"ip6 and tcp[tcpflags] & (tcp-syn) != 0" gets "expression rejects all packets"
I'm not a novice user. I've run this today:
$ sudo tcpdump -ni lo 'ip6 and tcp[tcpflags] & (tcp-syn) != 0' -t
tcpdump: expression rejects all packets
I mean... I know where this comes from. In IPv6 mode tcpdump refuses to look at higher protocol stuff. However, this is plain silly, and usability nightmare. In modern internet there is not many next-headers actually in use. Also, this match is completely implementable in CBPF and EBPF. Maybe it's time to rethink usability nightmares like this?
One (not best) option is to do stuff like tcp6 which could be an alias to ip6[40]
This is a documented problem:
Arithmetic expression against transport layer headers, like tcp[0],
does not work against IPv6 packets. It only looks at IPv4 packets.
It would be nice to have a solution, and to that end it would help to answer two questions:
- What BPF bytecode could iterate over IPv6 headers well enough?
- What filter syntax could generate such bytecode?
Given that ip6 and tcp port 17 generates
(000) ldh [12]
(001) jeq #0x86dd jt 2 jf 9
(002) ldb [20]
(003) jeq #0x6 jt 4 jf 9
(004) ldh [54]
(005) jeq #0x11 jt 8 jf 6
(006) ldh [56]
(007) jeq #0x11 jt 8 jf 9
(008) ret #262144
(009) ret #0
for Ethernet, I don't see why similar code couldn't be produced for ip6 and tcp[tcpflags] & (tcp-syn) != 0, as both tcp port 17 and tcp[tcpflags] & (tcp-syn) != 0 test a single field in the TCP header.
Neither of those iterate over IPv6 headers; few if any in-kernel BPF implementations allow unbounded loops - the loop isn't really unbounded, as it advances forward through IPv6 headers and would eventually stop when it runs out of packet data, but the BPF code in the kernel doesn't know that.
"expression rejects all packets" is only produced if the optimizer is used, which it is by default in tcpdump.
The un-optimized code generated for ip6 and tcp[tcpflags] & (tcp-syn) != 0 begins with
(000) ldh [12]
(001) jeq #0x86dd jt 2 jf 39
(002) ldh [12]
(003) jeq #0x800 jt 4 jf 39
(004) ldh [12]
(005) jeq #0x800 jt 6 jf 8
(006) ldb [23]
(007) jeq #0x6 jt 16 jf 8
which is pretty much if ip6 && ip && ip which is obviously not going to accept any packets.
The un-optimized code generated for ip6 and tcp port 17, however, begins with
(000) ldh [12]
(001) jeq #0x86dd jt 2 jf 23
(002) ldh [12]
(003) jeq #0x86dd jt 4 jf 10
(004) ldb [20]
(005) jeq #0x6 jt 6 jf 10
which avoids those bogus tests for IPv4. Whatever's causing those bogus tests may be the sole cause of the problem. (And even the ip6 and tcp port 17 code is testing the Ethertype twice for 0x86dd, which is pointless.)

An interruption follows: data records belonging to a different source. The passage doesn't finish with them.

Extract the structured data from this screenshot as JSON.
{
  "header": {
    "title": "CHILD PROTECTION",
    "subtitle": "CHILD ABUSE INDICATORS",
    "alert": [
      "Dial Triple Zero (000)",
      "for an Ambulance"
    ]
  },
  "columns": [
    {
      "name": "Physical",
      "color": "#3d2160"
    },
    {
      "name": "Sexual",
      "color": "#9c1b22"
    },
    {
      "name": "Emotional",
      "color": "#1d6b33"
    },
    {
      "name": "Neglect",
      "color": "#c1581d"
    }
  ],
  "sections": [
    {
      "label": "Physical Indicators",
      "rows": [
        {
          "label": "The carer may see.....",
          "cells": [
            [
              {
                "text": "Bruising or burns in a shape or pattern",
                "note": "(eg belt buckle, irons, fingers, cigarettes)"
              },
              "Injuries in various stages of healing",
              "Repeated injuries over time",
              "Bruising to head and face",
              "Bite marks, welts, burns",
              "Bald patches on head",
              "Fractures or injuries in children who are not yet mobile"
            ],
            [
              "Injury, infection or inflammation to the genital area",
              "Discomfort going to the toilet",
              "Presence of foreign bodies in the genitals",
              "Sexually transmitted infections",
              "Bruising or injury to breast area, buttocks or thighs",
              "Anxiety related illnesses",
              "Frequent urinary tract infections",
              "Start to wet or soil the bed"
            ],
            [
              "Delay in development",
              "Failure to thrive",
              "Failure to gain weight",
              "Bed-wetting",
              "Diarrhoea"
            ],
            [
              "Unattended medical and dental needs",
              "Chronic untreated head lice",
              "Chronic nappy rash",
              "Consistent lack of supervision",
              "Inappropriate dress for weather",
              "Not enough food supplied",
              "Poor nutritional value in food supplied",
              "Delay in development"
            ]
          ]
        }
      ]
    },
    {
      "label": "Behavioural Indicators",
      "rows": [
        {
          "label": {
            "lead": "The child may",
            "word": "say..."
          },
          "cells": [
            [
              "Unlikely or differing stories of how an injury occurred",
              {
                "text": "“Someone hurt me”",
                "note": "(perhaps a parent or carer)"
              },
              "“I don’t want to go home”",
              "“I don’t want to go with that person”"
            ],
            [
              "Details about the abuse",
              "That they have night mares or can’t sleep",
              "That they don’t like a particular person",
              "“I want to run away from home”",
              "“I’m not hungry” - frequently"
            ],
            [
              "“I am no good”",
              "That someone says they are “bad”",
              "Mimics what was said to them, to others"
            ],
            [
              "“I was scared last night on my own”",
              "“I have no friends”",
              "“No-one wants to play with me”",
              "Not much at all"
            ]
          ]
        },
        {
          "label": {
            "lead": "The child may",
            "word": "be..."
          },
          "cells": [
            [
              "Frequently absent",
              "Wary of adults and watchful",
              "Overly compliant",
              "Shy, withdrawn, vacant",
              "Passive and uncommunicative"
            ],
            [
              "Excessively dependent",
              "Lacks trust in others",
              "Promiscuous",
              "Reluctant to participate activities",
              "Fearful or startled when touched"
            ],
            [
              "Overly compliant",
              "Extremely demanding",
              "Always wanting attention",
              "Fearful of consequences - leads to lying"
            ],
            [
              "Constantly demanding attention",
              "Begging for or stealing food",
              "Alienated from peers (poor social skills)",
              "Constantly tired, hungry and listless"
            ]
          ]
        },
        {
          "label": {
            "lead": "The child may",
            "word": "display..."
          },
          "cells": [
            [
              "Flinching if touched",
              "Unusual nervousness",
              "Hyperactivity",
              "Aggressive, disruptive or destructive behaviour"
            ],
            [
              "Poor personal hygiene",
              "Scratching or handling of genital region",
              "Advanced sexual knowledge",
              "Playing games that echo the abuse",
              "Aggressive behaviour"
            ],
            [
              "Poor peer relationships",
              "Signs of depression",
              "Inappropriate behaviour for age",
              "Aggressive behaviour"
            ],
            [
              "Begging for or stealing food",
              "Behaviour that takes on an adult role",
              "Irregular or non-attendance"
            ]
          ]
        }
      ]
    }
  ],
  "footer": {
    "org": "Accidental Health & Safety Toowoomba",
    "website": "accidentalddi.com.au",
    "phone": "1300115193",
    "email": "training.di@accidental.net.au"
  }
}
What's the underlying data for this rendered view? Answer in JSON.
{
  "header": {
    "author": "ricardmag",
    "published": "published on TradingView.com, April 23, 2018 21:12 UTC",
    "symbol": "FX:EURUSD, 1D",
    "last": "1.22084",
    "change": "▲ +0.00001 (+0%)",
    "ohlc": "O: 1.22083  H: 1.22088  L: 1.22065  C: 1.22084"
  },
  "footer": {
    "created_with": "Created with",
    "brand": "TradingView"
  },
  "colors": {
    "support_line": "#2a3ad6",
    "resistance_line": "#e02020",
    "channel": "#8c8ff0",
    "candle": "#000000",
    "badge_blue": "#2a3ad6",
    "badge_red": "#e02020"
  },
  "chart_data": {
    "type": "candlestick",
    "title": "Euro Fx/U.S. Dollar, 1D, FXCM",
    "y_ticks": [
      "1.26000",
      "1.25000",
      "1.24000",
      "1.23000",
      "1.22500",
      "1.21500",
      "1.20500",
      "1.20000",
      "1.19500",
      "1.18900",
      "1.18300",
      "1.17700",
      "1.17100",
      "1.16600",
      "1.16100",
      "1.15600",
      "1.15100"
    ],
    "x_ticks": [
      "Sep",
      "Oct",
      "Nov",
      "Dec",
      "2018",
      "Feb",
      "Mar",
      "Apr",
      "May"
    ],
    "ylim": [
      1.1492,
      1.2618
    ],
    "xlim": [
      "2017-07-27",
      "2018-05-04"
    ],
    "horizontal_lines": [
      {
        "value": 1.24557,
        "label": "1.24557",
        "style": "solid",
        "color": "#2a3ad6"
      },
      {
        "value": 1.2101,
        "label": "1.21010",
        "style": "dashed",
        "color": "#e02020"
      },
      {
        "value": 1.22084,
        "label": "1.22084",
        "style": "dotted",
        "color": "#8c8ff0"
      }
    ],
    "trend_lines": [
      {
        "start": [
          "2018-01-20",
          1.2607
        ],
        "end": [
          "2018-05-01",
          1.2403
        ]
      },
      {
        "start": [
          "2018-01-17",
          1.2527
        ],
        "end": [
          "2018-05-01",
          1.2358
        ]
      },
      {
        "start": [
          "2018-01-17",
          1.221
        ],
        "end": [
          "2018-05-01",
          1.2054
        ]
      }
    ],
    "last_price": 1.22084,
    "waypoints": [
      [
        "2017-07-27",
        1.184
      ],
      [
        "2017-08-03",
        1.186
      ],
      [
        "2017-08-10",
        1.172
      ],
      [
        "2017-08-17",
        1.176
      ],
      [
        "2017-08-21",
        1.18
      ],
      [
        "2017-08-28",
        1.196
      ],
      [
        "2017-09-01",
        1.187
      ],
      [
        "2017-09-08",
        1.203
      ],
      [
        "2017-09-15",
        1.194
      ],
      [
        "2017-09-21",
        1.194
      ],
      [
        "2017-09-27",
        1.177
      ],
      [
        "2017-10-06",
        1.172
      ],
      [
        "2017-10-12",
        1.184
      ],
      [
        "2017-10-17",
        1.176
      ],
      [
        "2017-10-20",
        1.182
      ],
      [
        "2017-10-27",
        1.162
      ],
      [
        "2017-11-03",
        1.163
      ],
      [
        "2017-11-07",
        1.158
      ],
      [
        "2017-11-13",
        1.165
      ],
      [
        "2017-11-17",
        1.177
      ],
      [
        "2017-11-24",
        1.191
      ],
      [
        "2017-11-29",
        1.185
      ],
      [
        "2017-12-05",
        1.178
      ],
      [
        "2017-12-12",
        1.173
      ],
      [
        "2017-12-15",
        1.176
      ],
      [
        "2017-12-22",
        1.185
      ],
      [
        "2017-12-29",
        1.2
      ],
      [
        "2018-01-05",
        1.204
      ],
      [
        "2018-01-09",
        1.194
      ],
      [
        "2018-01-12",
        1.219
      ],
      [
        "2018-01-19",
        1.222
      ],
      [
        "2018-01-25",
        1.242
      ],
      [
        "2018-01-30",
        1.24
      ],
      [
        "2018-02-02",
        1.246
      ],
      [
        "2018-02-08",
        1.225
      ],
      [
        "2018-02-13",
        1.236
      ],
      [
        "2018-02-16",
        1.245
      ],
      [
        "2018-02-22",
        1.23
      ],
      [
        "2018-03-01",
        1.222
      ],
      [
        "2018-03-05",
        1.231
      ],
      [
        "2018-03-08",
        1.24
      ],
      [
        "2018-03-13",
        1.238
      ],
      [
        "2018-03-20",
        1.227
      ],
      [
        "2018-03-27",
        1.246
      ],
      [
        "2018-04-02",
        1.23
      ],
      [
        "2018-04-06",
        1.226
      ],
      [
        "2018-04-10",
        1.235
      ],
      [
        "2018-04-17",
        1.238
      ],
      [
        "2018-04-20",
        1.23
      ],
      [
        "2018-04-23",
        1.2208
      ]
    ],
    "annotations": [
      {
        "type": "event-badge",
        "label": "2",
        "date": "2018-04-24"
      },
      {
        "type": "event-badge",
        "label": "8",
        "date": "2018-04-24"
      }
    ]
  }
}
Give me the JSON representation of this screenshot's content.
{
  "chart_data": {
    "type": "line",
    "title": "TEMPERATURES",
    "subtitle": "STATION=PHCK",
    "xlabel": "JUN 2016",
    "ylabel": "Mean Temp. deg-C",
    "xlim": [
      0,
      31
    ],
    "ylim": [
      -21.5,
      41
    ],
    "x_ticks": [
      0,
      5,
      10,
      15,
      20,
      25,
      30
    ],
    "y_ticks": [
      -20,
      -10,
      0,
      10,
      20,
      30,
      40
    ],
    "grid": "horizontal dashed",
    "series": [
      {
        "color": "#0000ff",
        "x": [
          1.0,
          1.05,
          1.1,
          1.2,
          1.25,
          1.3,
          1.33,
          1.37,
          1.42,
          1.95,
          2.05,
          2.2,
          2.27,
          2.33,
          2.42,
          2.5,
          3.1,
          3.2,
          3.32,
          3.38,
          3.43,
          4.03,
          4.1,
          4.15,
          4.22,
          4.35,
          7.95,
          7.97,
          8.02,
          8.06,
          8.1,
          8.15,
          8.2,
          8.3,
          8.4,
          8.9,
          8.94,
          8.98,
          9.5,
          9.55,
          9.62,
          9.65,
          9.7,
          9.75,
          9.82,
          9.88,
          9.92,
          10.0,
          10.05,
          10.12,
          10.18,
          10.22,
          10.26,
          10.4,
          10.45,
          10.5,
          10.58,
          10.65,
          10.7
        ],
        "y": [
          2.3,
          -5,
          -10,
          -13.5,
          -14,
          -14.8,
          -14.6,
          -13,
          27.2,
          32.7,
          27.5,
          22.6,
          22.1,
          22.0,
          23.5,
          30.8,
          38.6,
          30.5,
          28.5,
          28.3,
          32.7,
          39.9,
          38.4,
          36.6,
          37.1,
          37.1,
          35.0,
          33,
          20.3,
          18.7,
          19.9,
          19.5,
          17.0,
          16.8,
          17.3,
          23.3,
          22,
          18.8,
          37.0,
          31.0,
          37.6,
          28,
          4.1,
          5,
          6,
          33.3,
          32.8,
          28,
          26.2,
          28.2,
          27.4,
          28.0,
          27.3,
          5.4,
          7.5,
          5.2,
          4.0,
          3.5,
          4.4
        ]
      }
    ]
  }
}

I don't see why similar code couldn't be produced for ...
But the general case is more complicated, as both the LHS and RHS of the comparison operator in "expr1 relop expr2" can be fairly arbitrary expressions, with some being above the network layer and some being below the network layer, so a straightforward code generator would have to emit
if (ipv6)
load TCP header data assuming an IPv6 header (and no extension headers)
else
load TCP header data assuming an IPv4 header
for every TCP data fetch. and similar code for UDP or other transport-layer fetches. The current optimizer might not work well with that.